31.01.2012 •

    HYPERHIDROSIS

    Aus der Abteilung II – Allgemein-, Viszeral-, Gefäß-, Thoraxchirurgie und Plastische und Handchirurgie (Leitender Arzt: Flottenarzt Dr. S. Lenz) des Bundeswehrkrankenhauses Berlin (Chefarzt: Flottenarzt W. Titius, MBA)

    von Yvonne Funke, Björn Dirk Krapohl und André Lieber

    Eine unphysiologisch intensive sympathische Reaktion auf unter anderem emotionalen Stress kann ein sehr intensives regionales Schwitzen der Handinnenseiten und der Axillarregion bewirken.

    Das kann so ausgeprägt sein, dass es für den Einzelnen Krankheitswert besitzt.

    Methoden:

    Internetbasierte Literaturrecherche und Auswertung von in der Chirurgischen Abteilung am Bundeswehrkrankenhaus Berlin mittels thorakoskopischer Sympathektomie behandelten Patienten.

    Ergebnisse:

    Vorstellung und Diskussion des Krankheitsbildes der primären Hyperhidrosis, diagnostischer und therapeutischer Möglichkeiten, deren Vor- und Nachteile sowie eigener Erfahrungen bei der Behandlung der primären Hyperhidrosis mittels thorakoskopischer Sympathektomie

    Schlussfolgerungen:

    „Schwitzen mit Krankheitscharakter – die Hyperhidrosis“– ist behandelbar.

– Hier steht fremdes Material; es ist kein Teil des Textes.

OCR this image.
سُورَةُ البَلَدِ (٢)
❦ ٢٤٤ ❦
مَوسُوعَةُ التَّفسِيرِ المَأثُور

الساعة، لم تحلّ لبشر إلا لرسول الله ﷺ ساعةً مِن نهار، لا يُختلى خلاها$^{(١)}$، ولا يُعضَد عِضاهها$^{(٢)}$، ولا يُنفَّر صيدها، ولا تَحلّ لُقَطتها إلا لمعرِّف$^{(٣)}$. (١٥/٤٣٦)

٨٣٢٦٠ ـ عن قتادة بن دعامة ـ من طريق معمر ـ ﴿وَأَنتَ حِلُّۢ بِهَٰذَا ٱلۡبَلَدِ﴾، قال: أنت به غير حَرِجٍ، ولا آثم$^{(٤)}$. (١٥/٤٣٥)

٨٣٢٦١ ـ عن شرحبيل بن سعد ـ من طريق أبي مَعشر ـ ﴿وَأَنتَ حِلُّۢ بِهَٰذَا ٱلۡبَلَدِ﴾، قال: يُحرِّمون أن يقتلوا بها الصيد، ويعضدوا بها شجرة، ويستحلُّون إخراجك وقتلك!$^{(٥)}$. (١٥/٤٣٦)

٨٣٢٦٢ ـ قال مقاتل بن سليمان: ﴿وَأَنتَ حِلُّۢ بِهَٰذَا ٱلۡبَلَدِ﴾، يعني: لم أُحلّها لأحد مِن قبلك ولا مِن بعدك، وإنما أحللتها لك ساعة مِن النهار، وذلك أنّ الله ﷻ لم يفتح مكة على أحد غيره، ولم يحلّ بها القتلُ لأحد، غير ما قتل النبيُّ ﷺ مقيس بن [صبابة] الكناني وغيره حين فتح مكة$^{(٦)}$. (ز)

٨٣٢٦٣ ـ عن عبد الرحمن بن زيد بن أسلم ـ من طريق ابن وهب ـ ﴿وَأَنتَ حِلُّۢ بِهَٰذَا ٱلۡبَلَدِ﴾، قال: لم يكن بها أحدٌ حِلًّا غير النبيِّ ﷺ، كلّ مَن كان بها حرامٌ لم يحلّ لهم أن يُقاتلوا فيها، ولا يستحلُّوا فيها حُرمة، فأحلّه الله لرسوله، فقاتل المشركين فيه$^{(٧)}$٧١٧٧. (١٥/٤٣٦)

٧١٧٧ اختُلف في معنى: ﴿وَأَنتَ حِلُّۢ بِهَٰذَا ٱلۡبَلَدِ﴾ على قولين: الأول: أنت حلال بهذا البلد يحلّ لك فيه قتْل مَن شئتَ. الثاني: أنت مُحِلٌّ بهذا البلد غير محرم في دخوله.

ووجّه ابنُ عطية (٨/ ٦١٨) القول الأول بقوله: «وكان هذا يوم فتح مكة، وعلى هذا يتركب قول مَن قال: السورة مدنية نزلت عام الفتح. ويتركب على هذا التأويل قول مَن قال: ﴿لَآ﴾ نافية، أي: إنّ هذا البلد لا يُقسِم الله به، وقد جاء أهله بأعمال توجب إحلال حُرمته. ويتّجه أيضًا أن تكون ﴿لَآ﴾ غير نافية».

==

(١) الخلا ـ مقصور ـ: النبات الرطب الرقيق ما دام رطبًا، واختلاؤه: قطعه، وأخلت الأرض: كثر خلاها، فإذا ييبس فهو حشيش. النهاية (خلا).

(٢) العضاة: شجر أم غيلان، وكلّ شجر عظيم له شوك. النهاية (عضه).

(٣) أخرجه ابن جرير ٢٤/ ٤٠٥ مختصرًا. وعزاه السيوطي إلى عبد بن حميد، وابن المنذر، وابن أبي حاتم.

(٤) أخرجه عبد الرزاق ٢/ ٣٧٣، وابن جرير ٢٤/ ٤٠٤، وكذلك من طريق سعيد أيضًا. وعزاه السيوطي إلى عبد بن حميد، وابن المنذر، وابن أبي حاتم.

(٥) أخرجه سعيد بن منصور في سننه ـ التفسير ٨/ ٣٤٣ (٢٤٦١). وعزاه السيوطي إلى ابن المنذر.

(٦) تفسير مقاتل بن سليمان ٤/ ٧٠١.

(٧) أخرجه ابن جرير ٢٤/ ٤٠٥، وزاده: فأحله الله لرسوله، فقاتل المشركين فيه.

Es stehen konservative und operative Therapieoptionen zur Verfügung. Die thorakoskopische Sympathektomie stellt nach Ausschöpfung der konservativen Behandlungsoptionen der primären Hyperhidrosis eine Behandlungsmöglichkeit mit andauerndem Therapieerfolg dar. Bei neurovaskulären Erkrankungen (Morbus Raynaud) oder dem Chronic Regional Pain Syndrome (CRPS) kann dieses Verfahren ebenso zur Anwendung kommen und so zum Bespiel den die Komplikation einer Fraktur unterhaltenden Circulus vitiosus schnell und wirkungsvoll unterbrechen. Entsprechend der internationalen Studienlage lassen sich die Hyperhidrosis der Extremitäten und der Axillen mittels einer thorakoskopischen Sympathektomie (ETS – endoscopic thoracic sympathectomy) am besten behandeln.

    Hyperhidrosis

    Summary

    Backgrund:

    An unphysiologically pronounced sympathetic reaction on e.g. emotional stress can initiate a very intensive regional perspiration of the palms and armpits. This can be excessive thus bearing genuine illness value for the individual.

    Methods:

    Internet based research and evaluation of patients treated with thoracoscopic sympathectomy in the Department of Surgery at the Berlin Bundeswehr Hospital.

    Results:

    Presentation and discussion of the disease pattern hyperhidrosis, diagnostic and therapeutic options including advantages and disadvantages, as well as own experience in the treatment of primary hyperhidrosis by thoracoscopic sympathectomy.

    Conclusions:

    Pathologically excessive sweating – hyperhidrosis – is treatable by means of conservative and operative treatment modalities. In case of failure of conservative measures, thoracoscopic sympathectomy offers an option with permanent effect. In neurovascular diseases such as Raynaud’s disease and Chronic Regional Pain Syndrome (CRPS) this operative procedure is an option to instantly and reliably interrupt the vicious circle that may follow complicated courses of bone fractures. With reference to international studies, hyperhidrosis of the extremities and of the axillae is most effectively treated with endoscopic thoracic sympathectomy. 

    1. Einleitung

    Ist Hyperhidrosis „Normal … ein Zeichen von Angst … oder vielleicht doch eine Krankheit?“

    „Schwitzen ist gesund.“ – Den Satz hat jeder von uns sicherlich schon mehrfach in seinem Leben gehört, zumindest wenn es darum ging, zu körperlicher Ertüchtigung oder Arbeit zu motivieren. Schwitzen ist eine natürliche Körperfunktion. Es dient insbesondere zur Kühlung des Körpers. Die Verdunstung des Schweißes entzieht dem Körper Wärme und ist damit Bestandteil der Mechanismen zur Thermoregulation. Der Organismus wird somit vor Überhitzung geschützt.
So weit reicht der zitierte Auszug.